My soul magnifies the Lord,

and my spirit rejoices in God my Savior,

for he has regarded the low estate of his handmaiden.

For behold, henceforth all generations will call me blessed;

for he who is mighty has done great things for me,

and holy is his name.



Bibliography

Aquinas, Thomas, Commentary on Aristotle’s De Anima. Translated by Kenelm Foster and Silvester Humphries. Notre Dame: Dumb Ox Books, 1951.

Aristotle. Aristotle's Nicomachean Ethics. Translated by Robert C. Bartlett and Susan D. Collins. Chicago, IL: University of Chicago Press, 2011. 

de Lisieux, Therese. Story Of A Soul: the Autobiography Of St. Therese Of Lisieux. Edited by John Clarke. Washington, D.C.: ICS Publications, 1975.

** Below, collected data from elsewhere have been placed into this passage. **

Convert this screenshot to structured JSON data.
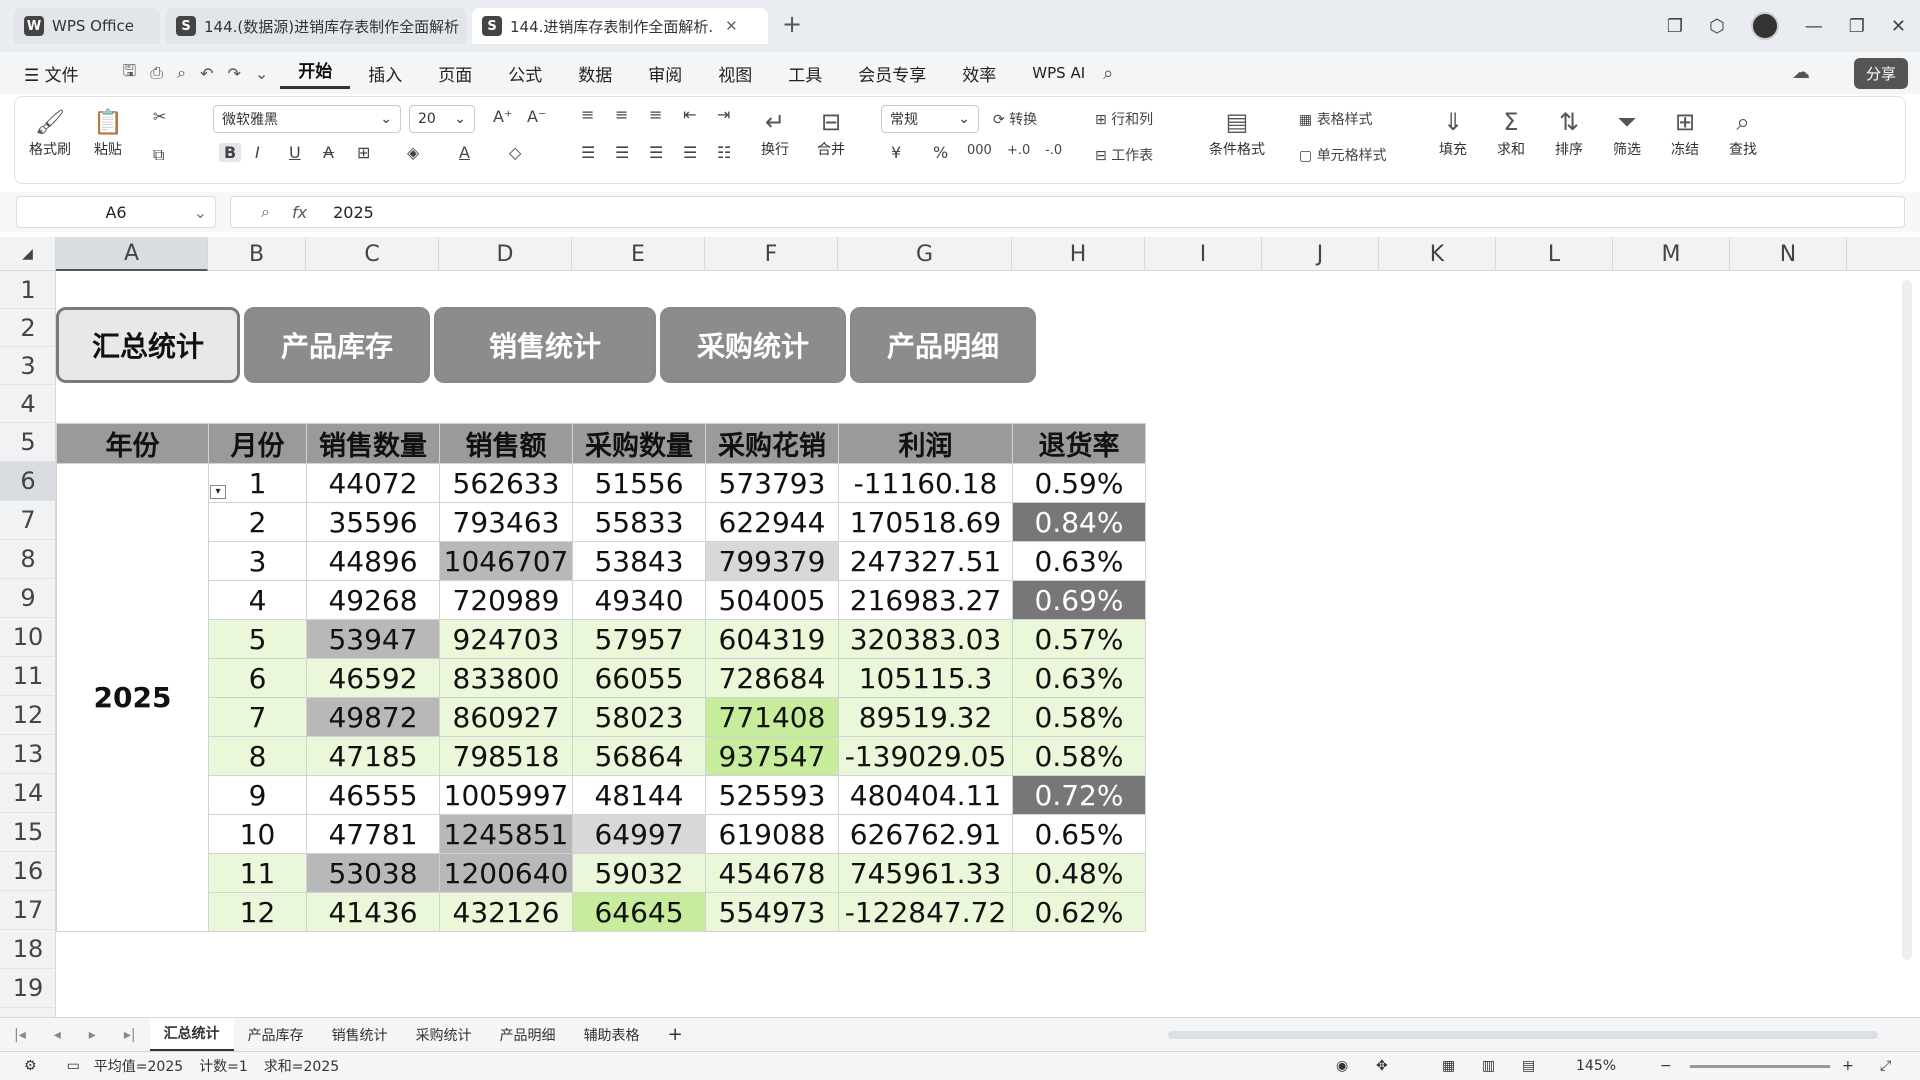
{
  "titlebar": {
    "tabs": [
      {
        "label": "WPS Office",
        "logo": "W"
      },
      {
        "label": "144.(数据源)进销库存表制作全面解析",
        "logo": "S"
      },
      {
        "label": "144.进销库存表制作全面解析.",
        "logo": "S"
      }
    ]
  },
  "menu": {
    "file": "文件",
    "items": [
      "开始",
      "插入",
      "页面",
      "公式",
      "数据",
      "审阅",
      "视图",
      "工具",
      "会员专享",
      "效率"
    ],
    "wps_ai": "WPS AI",
    "share": "分享"
  },
  "ribbon": {
    "format_painter": "格式刷",
    "paste": "粘贴",
    "font": "微软雅黑",
    "font_size": "20",
    "wrap": "换行",
    "merge": "合并",
    "number_format": "常规",
    "convert": "转换",
    "row_col": "行和列",
    "worksheet": "工作表",
    "conditional": "条件格式",
    "table_style": "表格样式",
    "cell_style": "单元格样式",
    "fill": "填充",
    "sum": "求和",
    "sort": "排序",
    "filter": "筛选",
    "freeze": "冻结",
    "find": "查找"
  },
  "formula": {
    "cell_ref": "A6",
    "fx": "fx",
    "value": "2025"
  },
  "columns": [
    "A",
    "B",
    "C",
    "D",
    "E",
    "F",
    "G",
    "H",
    "I",
    "J",
    "K",
    "L",
    "M",
    "N"
  ],
  "rows": [
    "1",
    "2",
    "3",
    "4",
    "5",
    "6",
    "7",
    "8",
    "9",
    "10",
    "11",
    "12",
    "13",
    "14",
    "15",
    "16",
    "17",
    "18",
    "19"
  ],
  "nav_buttons": [
    "汇总统计",
    "产品库存",
    "销售统计",
    "采购统计",
    "产品明细"
  ],
  "table": {
    "headers": [
      "年份",
      "月份",
      "销售数量",
      "销售额",
      "采购数量",
      "采购花销",
      "利润",
      "退货率"
    ],
    "year": "2025",
    "rows": [
      [
        "1",
        "44072",
        "562633",
        "51556",
        "573793",
        "-11160.18",
        "0.59%"
      ],
      [
        "2",
        "35596",
        "793463",
        "55833",
        "622944",
        "170518.69",
        "0.84%"
      ],
      [
        "3",
        "44896",
        "1046707",
        "53843",
        "799379",
        "247327.51",
        "0.63%"
      ],
      [
        "4",
        "49268",
        "720989",
        "49340",
        "504005",
        "216983.27",
        "0.69%"
      ],
      [
        "5",
        "53947",
        "924703",
        "57957",
        "604319",
        "320383.03",
        "0.57%"
      ],
      [
        "6",
        "46592",
        "833800",
        "66055",
        "728684",
        "105115.3",
        "0.63%"
      ],
      [
        "7",
        "49872",
        "860927",
        "58023",
        "771408",
        "89519.32",
        "0.58%"
      ],
      [
        "8",
        "47185",
        "798518",
        "56864",
        "937547",
        "-139029.05",
        "0.58%"
      ],
      [
        "9",
        "46555",
        "1005997",
        "48144",
        "525593",
        "480404.11",
        "0.72%"
      ],
      [
        "10",
        "47781",
        "1245851",
        "64997",
        "619088",
        "626762.91",
        "0.65%"
      ],
      [
        "11",
        "53038",
        "1200640",
        "59032",
        "454678",
        "745961.33",
        "0.48%"
      ],
      [
        "12",
        "41436",
        "432126",
        "64645",
        "554973",
        "-122847.72",
        "0.62%"
      ]
    ]
  },
  "sheet_tabs": [
    "汇总统计",
    "产品库存",
    "销售统计",
    "采购统计",
    "产品明细",
    "辅助表格"
  ],
  "status": {
    "average": "平均值=2025",
    "count": "计数=1",
    "sum": "求和=2025",
    "zoom": "145%"
  }
}
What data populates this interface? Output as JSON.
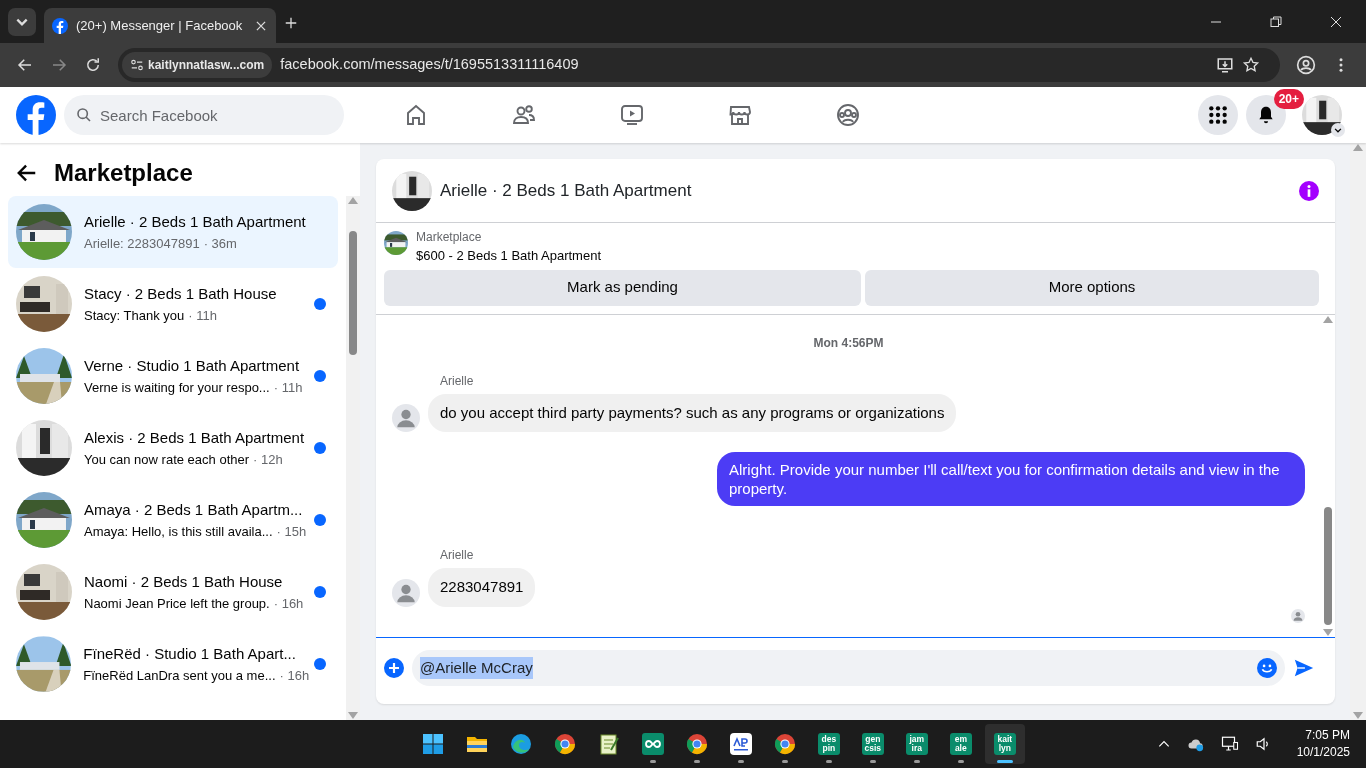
{
  "browser": {
    "tab_title": "(20+) Messenger | Facebook",
    "site_chip": "kaitlynnatlasw...com",
    "url": "facebook.com/messages/t/1695513311116409"
  },
  "topbar": {
    "search": {
      "placeholder": "Search Facebook"
    },
    "notification_badge": "20+"
  },
  "sidebar": {
    "title": "Marketplace",
    "conversations": [
      {
        "title": "Arielle · 2 Beds 1 Bath Apartment",
        "preview": "Arielle: 2283047891",
        "time": "· 36m",
        "unread": false,
        "selected": true
      },
      {
        "title": "Stacy · 2 Beds 1 Bath House",
        "preview": "Stacy: Thank you",
        "time": "· 11h",
        "unread": true,
        "selected": false
      },
      {
        "title": "Verne · Studio 1 Bath Apartment",
        "preview": "Verne is waiting for your respo...",
        "time": "· 11h",
        "unread": true,
        "selected": false
      },
      {
        "title": "Alexis · 2 Beds 1 Bath Apartment",
        "preview": "You can now rate each other",
        "time": "· 12h",
        "unread": true,
        "selected": false
      },
      {
        "title": "Amaya · 2 Beds 1 Bath Apartm...",
        "preview": "Amaya: Hello, is this still availa...",
        "time": "· 15h",
        "unread": true,
        "selected": false
      },
      {
        "title": "Naomi · 2 Beds 1 Bath House",
        "preview": "Naomi Jean Price left the group.",
        "time": "· 16h",
        "unread": true,
        "selected": false
      },
      {
        "title": "FïneRëd · Studio 1 Bath Apart...",
        "preview": "FïneRëd LanDra sent you a me...",
        "time": "· 16h",
        "unread": true,
        "selected": false
      }
    ]
  },
  "chat": {
    "title": "Arielle · 2 Beds 1 Bath Apartment",
    "listing": {
      "label": "Marketplace",
      "text": "$600 - 2 Beds 1 Bath Apartment"
    },
    "buttons": [
      "Mark as pending",
      "More options"
    ],
    "timestamp": "Mon 4:56PM",
    "messages": [
      {
        "sender": "Arielle",
        "text": "do you accept third party payments? such as any programs or organizations",
        "outgoing": false
      },
      {
        "text": "Alright. Provide your number I'll call/text you for confirmation details and view in the property.",
        "outgoing": true
      },
      {
        "sender": "Arielle",
        "text": "2283047891",
        "outgoing": false
      }
    ],
    "composer": {
      "value": "@Arielle McCray",
      "value_selected": true
    }
  },
  "taskbar": {
    "apps": [
      {
        "kind": "windows",
        "running": false,
        "active": false
      },
      {
        "kind": "folder",
        "running": false,
        "active": false
      },
      {
        "kind": "edge",
        "running": false,
        "active": false
      },
      {
        "kind": "chrome",
        "running": false,
        "active": false
      },
      {
        "kind": "notepad",
        "running": false,
        "active": false
      },
      {
        "kind": "infinity",
        "running": true,
        "active": false
      },
      {
        "kind": "chrome",
        "running": true,
        "active": false
      },
      {
        "kind": "proxy",
        "running": true,
        "active": false
      },
      {
        "kind": "chrome",
        "running": true,
        "active": false
      },
      {
        "kind": "tile",
        "label": "des pin",
        "running": true,
        "active": false
      },
      {
        "kind": "tile",
        "label": "gen csis",
        "running": true,
        "active": false
      },
      {
        "kind": "tile",
        "label": "jam ira",
        "running": true,
        "active": false
      },
      {
        "kind": "tile",
        "label": "em ale",
        "running": true,
        "active": false
      },
      {
        "kind": "tile",
        "label": "kait lyn",
        "running": true,
        "active": true
      }
    ],
    "time": "7:05 PM",
    "date": "10/1/2025"
  }
}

Paul II, John. Mulieris Dignitatem. Libreria Editrice Vaticana, 1988. 

Paul II, John. Man and Woman He Created Them: A Theology of the Body. Translated by Michael WaldsteinBoston, MA: Pauline Books & Media, 2006. 

von Hildebrand, Alice. The Privilege of Being a Woman. Ave Maria, FL: Sapientia Press, 2002. 

von Hildebrand, Alice. By Love Refined: Letters to a Young Bride. Manchester, NH: Sophia Institute Press, 1989.